Accelerating Youth-Led Enterprises in Nigeria

Jul 2018

This knowledge brief seeks to capture information about incubators and accelerators in Nigeria and how they support youth-led enterprises. The brief was developed using Global Accelerator Learning Initiative (GALI) data alongside interviews and stakeholder meetings held in Lagos and Abuja with support from Oxfam in Nigeria.

Data Highlights:

  • Most accelerated ventures are led by youth (defined as ages 18-35). Youth-led teams made up 58% of all applicants to accelerator programs and 64% of participating ventures.
  • These youth-led ventures were less established at application.
  • In general, few teams had raised equity or debt financing.
  • Youth-led teams had invested less of their own funds.
  • Most youth-led ventures are run by first-time CEOs.
  • Regardless of age, entrepreneurs in Nigeria are hoping to get direct funding from accelerator programs.
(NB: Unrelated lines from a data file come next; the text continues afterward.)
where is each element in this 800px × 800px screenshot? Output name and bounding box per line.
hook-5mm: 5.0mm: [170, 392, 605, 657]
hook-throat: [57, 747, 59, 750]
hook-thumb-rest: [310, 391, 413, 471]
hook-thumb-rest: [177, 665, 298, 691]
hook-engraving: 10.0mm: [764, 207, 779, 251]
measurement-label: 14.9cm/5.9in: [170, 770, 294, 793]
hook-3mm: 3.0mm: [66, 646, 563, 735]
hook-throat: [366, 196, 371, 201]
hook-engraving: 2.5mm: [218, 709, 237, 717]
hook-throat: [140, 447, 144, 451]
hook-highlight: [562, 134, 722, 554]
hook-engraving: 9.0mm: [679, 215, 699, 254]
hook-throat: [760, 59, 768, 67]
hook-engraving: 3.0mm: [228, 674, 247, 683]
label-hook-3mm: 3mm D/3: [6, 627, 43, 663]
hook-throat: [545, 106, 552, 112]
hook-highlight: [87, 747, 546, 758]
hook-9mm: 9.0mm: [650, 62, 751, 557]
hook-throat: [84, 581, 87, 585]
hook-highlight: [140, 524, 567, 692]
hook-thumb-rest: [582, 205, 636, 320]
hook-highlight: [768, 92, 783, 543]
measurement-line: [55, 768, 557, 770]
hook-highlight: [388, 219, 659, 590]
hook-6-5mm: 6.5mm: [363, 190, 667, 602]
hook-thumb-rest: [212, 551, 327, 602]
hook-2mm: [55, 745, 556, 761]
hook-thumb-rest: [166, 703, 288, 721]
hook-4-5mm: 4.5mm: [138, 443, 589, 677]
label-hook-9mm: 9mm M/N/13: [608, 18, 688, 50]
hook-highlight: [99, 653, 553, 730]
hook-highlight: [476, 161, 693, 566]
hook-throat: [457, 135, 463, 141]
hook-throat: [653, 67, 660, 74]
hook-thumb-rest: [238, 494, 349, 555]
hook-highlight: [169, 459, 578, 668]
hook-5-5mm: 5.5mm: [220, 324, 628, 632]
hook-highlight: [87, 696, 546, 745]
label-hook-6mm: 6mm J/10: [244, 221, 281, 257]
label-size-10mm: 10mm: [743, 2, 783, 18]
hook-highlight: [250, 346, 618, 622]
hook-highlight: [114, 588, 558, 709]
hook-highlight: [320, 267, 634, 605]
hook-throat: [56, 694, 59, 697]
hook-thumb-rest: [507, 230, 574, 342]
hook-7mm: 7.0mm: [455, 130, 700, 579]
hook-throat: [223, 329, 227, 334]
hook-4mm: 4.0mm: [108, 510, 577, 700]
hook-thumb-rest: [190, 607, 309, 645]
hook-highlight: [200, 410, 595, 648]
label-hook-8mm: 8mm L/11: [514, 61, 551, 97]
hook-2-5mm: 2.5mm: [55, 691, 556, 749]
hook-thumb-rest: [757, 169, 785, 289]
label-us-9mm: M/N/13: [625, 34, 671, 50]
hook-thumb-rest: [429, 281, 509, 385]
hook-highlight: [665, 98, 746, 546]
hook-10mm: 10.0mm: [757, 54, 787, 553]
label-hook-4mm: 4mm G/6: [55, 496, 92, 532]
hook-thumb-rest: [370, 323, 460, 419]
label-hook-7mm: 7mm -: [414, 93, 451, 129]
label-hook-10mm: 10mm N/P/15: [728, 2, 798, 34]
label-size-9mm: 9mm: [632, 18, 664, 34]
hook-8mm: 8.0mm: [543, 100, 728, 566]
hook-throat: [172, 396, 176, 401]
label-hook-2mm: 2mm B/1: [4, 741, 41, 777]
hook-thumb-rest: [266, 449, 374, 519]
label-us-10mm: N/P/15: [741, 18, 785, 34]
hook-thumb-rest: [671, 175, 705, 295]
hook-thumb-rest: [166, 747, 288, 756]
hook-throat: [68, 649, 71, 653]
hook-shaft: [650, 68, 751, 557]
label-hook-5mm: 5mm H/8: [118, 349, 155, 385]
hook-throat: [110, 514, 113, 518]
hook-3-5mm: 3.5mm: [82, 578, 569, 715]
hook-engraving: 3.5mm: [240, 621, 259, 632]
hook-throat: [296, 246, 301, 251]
Recommendations for the Sector:

  • Rethink the value of accelerators. Educating and advocating for the role of incubators and accelerators will create a more trusting environment for entrepreneurs. Efforts should be geared towards creating awareness within the entrepreneurial ecosystem.
  • Emphasize non-financial support. Shifting the mindset away from solely direct funding to the additional benefits that these programs provide will also help reorient entrepreneurs to focus on the value of non-financial support.
  • Provide accountability and follow up. When giving grants, accelerators and incubators should consider making payments in tranches and providing follow-up services after the program ends to build in accountability.
  • Coordinate across the ecosystem. Entrepreneurs should be able to move fluidly through the ecosystem of support as they grow. For example, accelerators and incubators need to connect more effectively to investors, and pre-incubation services (such as through a university) can help prepare young students to navigate the entrepreneurial ecosystem.
  • Attract mentors and build skills. Connections to skilled role models is especially important for young founders without much experience. In addition, program curriculum should expose entrepreneurs to legal standards, proper accounting and book keeping, monitoring and evaluation, while also supporting their development of effective business communications and other soft skills.
  • Cultivate the local entrepreneurial ecosystem. As much as it is advisable to gain insights from best practices abroad, Nigerian accelerators and incubators should also focus on tailoring programs to meet local needs. There is also opportunity to better self-reflect and foster a culture of continual improvement by measuring impact and using this data to improve programs.
  • Effective advocacy. Accelerators should endeavor to continuously advocate government and private partnerships.